Sample prometheus.yaml config file
global:
scrape_interval: 15s
scrape_timeout: 10s
evaluation_interval: 15s
alerting:
alertmanagers:
    - static_configs:
        - targets: []
    scheme: http
    timeout: 10s
    api_version: v2
scrape_configs:
- job_name: plano
    honor_timestamps: true
    scrape_interval: 15s
    scrape_timeout: 10s
    metrics_path: /stats
    scheme: http
    static_configs:
    - targets:
        - localhost:19901
    params:
    format: ["prometheus"]
Sample grafana datasource.yaml config file
apiVersion: 1
datasources:
- name: Prometheus
    type: prometheus
    url: http://prometheus:9090
    isDefault: true
    access: proxy
    editable: true

Brightstaff metrics

In addition to Envoy’s stats on :9901, the brightstaff dataplane process exposes its own Prometheus endpoint on 0.0.0.0:9092 (override with METRICS_BIND_ADDRESS). It publishes:

  • HTTP RED — brightstaff_http_requests_total, brightstaff_http_request_duration_seconds, brightstaff_http_in_flight_requests (labels: handler, method, status_class).

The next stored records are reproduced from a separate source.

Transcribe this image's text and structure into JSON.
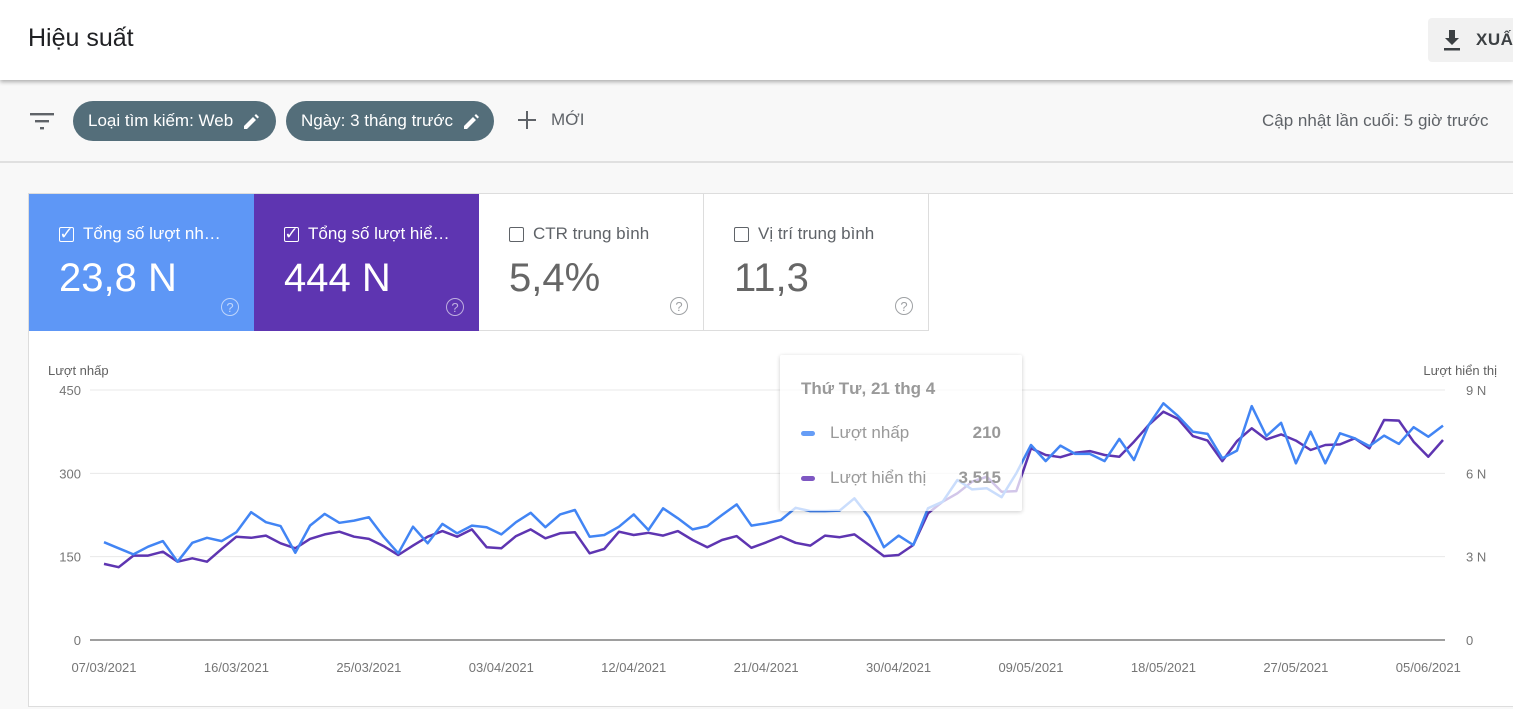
{
  "header": {
    "title": "Hiệu suất",
    "export_label": "XUẤT"
  },
  "filters": {
    "chips": [
      {
        "label": "Loại tìm kiếm: Web"
      },
      {
        "label": "Ngày: 3 tháng trước"
      }
    ],
    "new_label": "MỚI",
    "last_updated": "Cập nhật lần cuối: 5 giờ trước"
  },
  "metrics": [
    {
      "label": "Tổng số lượt nh…",
      "value": "23,8 N",
      "checked": true,
      "color": "#5e97f6"
    },
    {
      "label": "Tổng số lượt hiể…",
      "value": "444 N",
      "checked": true,
      "color": "#5e35b1"
    },
    {
      "label": "CTR trung bình",
      "value": "5,4%",
      "checked": false
    },
    {
      "label": "Vị trí trung bình",
      "value": "11,3",
      "checked": false
    }
  ],
  "tooltip": {
    "date": "Thứ Tư, 21 thg 4",
    "rows": [
      {
        "label": "Lượt nhấp",
        "value": "210",
        "color": "#669df6"
      },
      {
        "label": "Lượt hiển thị",
        "value": "3.515",
        "color": "#7e57c2"
      }
    ]
  },
  "chart_data": {
    "type": "line",
    "left_axis": {
      "title": "Lượt nhấp",
      "ticks": [
        "0",
        "150",
        "300",
        "450"
      ],
      "range": [
        0,
        450
      ]
    },
    "right_axis": {
      "title": "Lượt hiển thị",
      "ticks": [
        "0",
        "3 N",
        "6 N",
        "9 N"
      ],
      "range": [
        0,
        9
      ],
      "unit": "N (thousands)"
    },
    "x_ticks": [
      "07/03/2021",
      "16/03/2021",
      "25/03/2021",
      "03/04/2021",
      "12/04/2021",
      "21/04/2021",
      "30/04/2021",
      "09/05/2021",
      "18/05/2021",
      "27/05/2021",
      "05/06/2021"
    ],
    "x_start": "07/03/2021",
    "x_end": "06/06/2021",
    "grid": true,
    "series": [
      {
        "name": "Lượt nhấp",
        "axis": "left",
        "color": "#4285f4",
        "values": [
          176,
          165,
          154,
          168,
          178,
          141,
          175,
          184,
          178,
          194,
          230,
          212,
          205,
          157,
          206,
          227,
          211,
          215,
          221,
          186,
          156,
          204,
          174,
          209,
          192,
          206,
          203,
          190,
          212,
          229,
          203,
          226,
          234,
          186,
          189,
          204,
          226,
          198,
          237,
          219,
          199,
          205,
          225,
          244,
          206,
          210,
          216,
          238,
          232,
          232,
          233,
          255,
          221,
          167,
          188,
          171,
          237,
          249,
          288,
          271,
          273,
          257,
          300,
          351,
          322,
          350,
          335,
          335,
          322,
          362,
          324,
          387,
          426,
          403,
          375,
          371,
          327,
          341,
          421,
          367,
          391,
          318,
          375,
          318,
          372,
          363,
          349,
          368,
          353,
          383,
          366,
          386
        ]
      },
      {
        "name": "Lượt hiển thị",
        "axis": "right",
        "color": "#5e35b1",
        "values": [
          2.74,
          2.62,
          3.04,
          3.04,
          3.18,
          2.82,
          2.94,
          2.82,
          3.28,
          3.72,
          3.68,
          3.76,
          3.48,
          3.3,
          3.64,
          3.8,
          3.9,
          3.72,
          3.64,
          3.38,
          3.06,
          3.4,
          3.72,
          3.92,
          3.72,
          3.98,
          3.34,
          3.3,
          3.74,
          3.98,
          3.66,
          3.84,
          3.88,
          3.12,
          3.28,
          3.9,
          3.78,
          3.86,
          3.76,
          3.92,
          3.6,
          3.34,
          3.6,
          3.74,
          3.32,
          3.515,
          3.73,
          3.5,
          3.4,
          3.76,
          3.7,
          3.8,
          3.42,
          3.02,
          3.06,
          3.42,
          4.56,
          4.98,
          5.28,
          5.7,
          5.88,
          5.34,
          5.36,
          6.9,
          6.66,
          6.58,
          6.74,
          6.8,
          6.66,
          6.6,
          7.14,
          7.74,
          8.22,
          7.96,
          7.34,
          7.18,
          6.44,
          7.16,
          7.62,
          7.22,
          7.4,
          7.18,
          6.84,
          7.02,
          7.04,
          7.26,
          6.9,
          7.92,
          7.9,
          7.14,
          6.6,
          7.2
        ]
      }
    ]
  }
}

  • LLM upstream — brightstaff_llm_upstream_requests_total, brightstaff_llm_upstream_duration_seconds, brightstaff_llm_time_to_first_token_seconds, brightstaff_llm_tokens_total (labels: provider, model, error_class, kind).

  • Routing — brightstaff_router_decisions_total, brightstaff_router_decision_duration_seconds, brightstaff_routing_service_requests_total, brightstaff_session_cache_events_total.

  • Process & build — process_resident_memory_bytes, process_cpu_seconds_total, brightstaff_build_info.

A self-contained Prometheus + Grafana stack is shipped under config/grafana/. With Plano already running on the host, bring it up with one command:

cd config/grafana
docker compose up -d
open http://localhost:3000   # admin / admin (anonymous viewer also enabled)

Grafana auto-loads the Prometheus datasource and the brightstaff dashboard (look under the Plano folder). Prometheus scrapes the host’s :9092 and :9901 via host.docker.internal.

Files:

  • config/grafana/docker-compose.yaml — one-command Prom + Grafana stack with provisioning.

  • config/grafana/prometheus_scrape.yaml — complete Prometheus config with envoy and brightstaff scrape jobs (mounted by the compose).

  • config/grafana/brightstaff_dashboard.json — 19-panel dashboard across HTTP RED, LLM upstream, Routing service, and Process & Envoy link rows. Auto-provisioned by the compose; can also be imported by hand via Dashboards → New → Import.

  • config/grafana/provisioning/ — Grafana provisioning files for the datasource and dashboard provider.